The GOP Senate package was outlined in a Thursday report:
Republicans presented [Democratic Sen. Richard] Durbin with plans drafted mostly by [GOP Sen. John] Cornyn that would make changes to border security, bolster immigration enforcement, revamp the E-Verify employment verification program and put limits on some forms of chain migration.
Durbin called the GOP proposal “a disappointment,” noting that the more than 400 pages of proposals included a new definition of an asylum seeker — a legal issue settled by an international treaty.
“That’s way beyond border security that they’re talking about,” he said.
The bill is expected to end chain-migration, which allows recent immigrants to pick their in-laws to become the next wave of immigrants, regardless of their health, education, skills, ideology, and ability to assimilate into the United States. “I agree with [GOP Sen. Tom] Cotton and [GOP Sen. David] Perdue” who drafted the Raise Act, McConnell told Laura Ingraham on her Fox News show on November 29. “I think the kinds of things … that Cotton and Perdue are pushing are exactly what ought to be part of a solution,” he said, one year after Donald Trump’s shocking immigration-powered victory in November 2016.
Hosue GOP leaders are also considering a plan that would end chain migration.
Immigration reformers are being very cautious about McConnell’s new enthusiasm for immigration reform. For example, reformers fear that a GOP promise to end chain-migration visas will be converted by business groups into more visas for foreign white-collar workers who can bid down salaries for American graduates. Similarly, GOP promises to toughen the E-verify system could be rendered toothless by providing easy loopholes for the employers.
Each year, four million Americans turn 18 and begin looking for good jobs in the free market.
But the federal government inflates the supply of new labor by annually accepting one million new legal immigrants, by providing almost two million work-permits to foreigners, by providing work-visas to roughly 500,000 temporary workers, and doing little to block the employment of roughly eight million illegal immigrants.
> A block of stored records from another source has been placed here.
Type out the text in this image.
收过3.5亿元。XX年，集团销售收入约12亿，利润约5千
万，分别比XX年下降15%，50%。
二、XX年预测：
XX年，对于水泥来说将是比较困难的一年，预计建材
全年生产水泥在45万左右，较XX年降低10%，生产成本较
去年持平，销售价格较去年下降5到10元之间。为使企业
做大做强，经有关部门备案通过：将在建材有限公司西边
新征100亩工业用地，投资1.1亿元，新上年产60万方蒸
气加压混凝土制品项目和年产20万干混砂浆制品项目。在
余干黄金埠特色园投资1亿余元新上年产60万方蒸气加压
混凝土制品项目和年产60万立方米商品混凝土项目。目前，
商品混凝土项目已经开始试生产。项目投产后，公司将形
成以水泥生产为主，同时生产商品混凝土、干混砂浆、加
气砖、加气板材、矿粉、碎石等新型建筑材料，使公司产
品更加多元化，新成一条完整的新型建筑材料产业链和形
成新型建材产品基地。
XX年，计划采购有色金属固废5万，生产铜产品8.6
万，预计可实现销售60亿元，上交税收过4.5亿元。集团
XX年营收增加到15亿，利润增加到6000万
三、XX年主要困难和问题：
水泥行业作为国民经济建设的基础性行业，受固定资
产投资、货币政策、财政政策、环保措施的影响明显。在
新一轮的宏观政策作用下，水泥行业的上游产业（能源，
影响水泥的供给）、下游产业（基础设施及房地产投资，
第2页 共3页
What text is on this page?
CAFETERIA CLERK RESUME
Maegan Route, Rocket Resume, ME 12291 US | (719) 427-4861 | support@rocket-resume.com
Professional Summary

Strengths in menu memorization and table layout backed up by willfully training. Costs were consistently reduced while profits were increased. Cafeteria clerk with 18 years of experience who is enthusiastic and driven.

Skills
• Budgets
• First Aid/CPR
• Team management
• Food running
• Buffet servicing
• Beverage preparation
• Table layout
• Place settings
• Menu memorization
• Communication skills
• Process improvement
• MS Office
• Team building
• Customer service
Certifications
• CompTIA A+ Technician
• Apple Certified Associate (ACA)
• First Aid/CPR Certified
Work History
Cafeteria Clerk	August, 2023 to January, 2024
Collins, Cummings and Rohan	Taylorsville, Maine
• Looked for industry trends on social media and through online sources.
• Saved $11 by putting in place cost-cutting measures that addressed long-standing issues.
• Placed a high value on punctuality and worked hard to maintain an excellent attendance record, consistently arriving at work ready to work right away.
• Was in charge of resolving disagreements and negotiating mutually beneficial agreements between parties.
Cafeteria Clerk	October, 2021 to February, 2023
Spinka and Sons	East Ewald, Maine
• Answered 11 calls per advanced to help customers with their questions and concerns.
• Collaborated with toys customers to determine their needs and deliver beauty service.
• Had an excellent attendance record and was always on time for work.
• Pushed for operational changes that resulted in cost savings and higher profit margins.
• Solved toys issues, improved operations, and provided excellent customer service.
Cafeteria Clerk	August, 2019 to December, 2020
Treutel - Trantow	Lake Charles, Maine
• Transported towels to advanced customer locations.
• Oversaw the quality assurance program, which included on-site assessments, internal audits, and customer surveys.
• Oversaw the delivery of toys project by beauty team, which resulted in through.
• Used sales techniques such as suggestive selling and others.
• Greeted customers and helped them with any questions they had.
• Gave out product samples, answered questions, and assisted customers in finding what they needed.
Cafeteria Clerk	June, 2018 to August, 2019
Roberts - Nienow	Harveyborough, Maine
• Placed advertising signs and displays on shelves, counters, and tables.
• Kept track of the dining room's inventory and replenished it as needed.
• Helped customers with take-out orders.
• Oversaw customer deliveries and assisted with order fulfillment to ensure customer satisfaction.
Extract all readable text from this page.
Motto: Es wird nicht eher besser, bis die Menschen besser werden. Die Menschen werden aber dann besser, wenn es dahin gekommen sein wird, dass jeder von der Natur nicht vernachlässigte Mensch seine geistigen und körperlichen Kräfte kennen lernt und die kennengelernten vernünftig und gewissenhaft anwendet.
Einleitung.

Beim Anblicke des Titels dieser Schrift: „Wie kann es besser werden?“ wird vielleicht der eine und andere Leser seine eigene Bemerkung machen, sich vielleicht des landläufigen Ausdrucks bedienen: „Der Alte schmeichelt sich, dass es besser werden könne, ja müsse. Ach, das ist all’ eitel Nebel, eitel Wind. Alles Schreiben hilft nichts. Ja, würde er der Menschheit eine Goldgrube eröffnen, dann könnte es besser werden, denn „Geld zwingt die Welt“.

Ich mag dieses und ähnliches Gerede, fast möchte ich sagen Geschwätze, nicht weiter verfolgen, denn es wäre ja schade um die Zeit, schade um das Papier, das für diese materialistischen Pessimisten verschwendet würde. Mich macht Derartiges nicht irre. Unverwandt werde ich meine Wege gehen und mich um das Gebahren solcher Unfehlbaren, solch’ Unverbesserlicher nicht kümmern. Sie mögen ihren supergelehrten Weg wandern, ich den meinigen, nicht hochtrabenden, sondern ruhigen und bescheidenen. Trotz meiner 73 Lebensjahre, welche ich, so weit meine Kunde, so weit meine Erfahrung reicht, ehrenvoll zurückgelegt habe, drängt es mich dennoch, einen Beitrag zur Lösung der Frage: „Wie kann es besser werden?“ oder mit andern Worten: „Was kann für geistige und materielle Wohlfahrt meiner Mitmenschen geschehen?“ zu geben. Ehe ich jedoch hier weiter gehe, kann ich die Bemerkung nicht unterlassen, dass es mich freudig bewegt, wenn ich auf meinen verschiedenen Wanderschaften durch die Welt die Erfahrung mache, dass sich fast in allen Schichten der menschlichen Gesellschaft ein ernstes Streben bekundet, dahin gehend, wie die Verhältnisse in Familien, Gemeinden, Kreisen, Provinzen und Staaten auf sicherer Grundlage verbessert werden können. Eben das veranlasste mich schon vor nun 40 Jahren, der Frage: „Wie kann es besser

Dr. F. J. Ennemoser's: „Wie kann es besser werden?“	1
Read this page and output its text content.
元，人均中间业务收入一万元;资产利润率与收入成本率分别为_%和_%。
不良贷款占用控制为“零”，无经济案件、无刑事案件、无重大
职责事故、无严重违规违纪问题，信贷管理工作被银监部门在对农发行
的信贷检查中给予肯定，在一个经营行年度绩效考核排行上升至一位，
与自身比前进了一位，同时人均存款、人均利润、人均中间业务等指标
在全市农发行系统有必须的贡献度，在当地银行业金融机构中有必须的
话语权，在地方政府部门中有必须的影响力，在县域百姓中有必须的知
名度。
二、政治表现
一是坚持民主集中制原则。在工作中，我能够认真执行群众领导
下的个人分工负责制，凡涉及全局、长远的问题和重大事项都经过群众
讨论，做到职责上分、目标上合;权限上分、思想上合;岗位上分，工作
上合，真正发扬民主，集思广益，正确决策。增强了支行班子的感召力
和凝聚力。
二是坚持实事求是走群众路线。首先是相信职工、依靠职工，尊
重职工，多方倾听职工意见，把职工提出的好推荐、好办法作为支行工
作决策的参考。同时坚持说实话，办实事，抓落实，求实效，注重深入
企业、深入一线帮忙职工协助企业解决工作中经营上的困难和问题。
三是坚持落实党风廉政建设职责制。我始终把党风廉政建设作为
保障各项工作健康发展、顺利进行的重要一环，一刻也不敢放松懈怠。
The Washington-imposed economic policy of mass-immigration floods the market with foreign labor and spikes profits and Wall Street values by cutting salaries for manual and skilled labor offered by blue-collar and white-collar employees. It also encourages discrimination against American workers, drives up real estate prices, widens wealth gaps, reduces high-tech investment, increases state and local tax burdens, and hurts kids’ schools and college education. Furthermore, it pushes Americans away from high-tech careers and reduces the work activity rate below the rate in foreign rivals, which sidelines millions of marginalized Americans and their families, including many who are now struggling with opioid addictions.
The workplace impact was highlighted by a bakery in Chicago, which was forced to hire Americans to replace 800 illegal immigrants this year. The enforcement and subsequent reorganization cut revenue at the Cloverhill bakery by 7.5 percent, and trimmed profits from 16 percent to 9.5 percent of revenue once up to $176 million was redirected towards higher wages.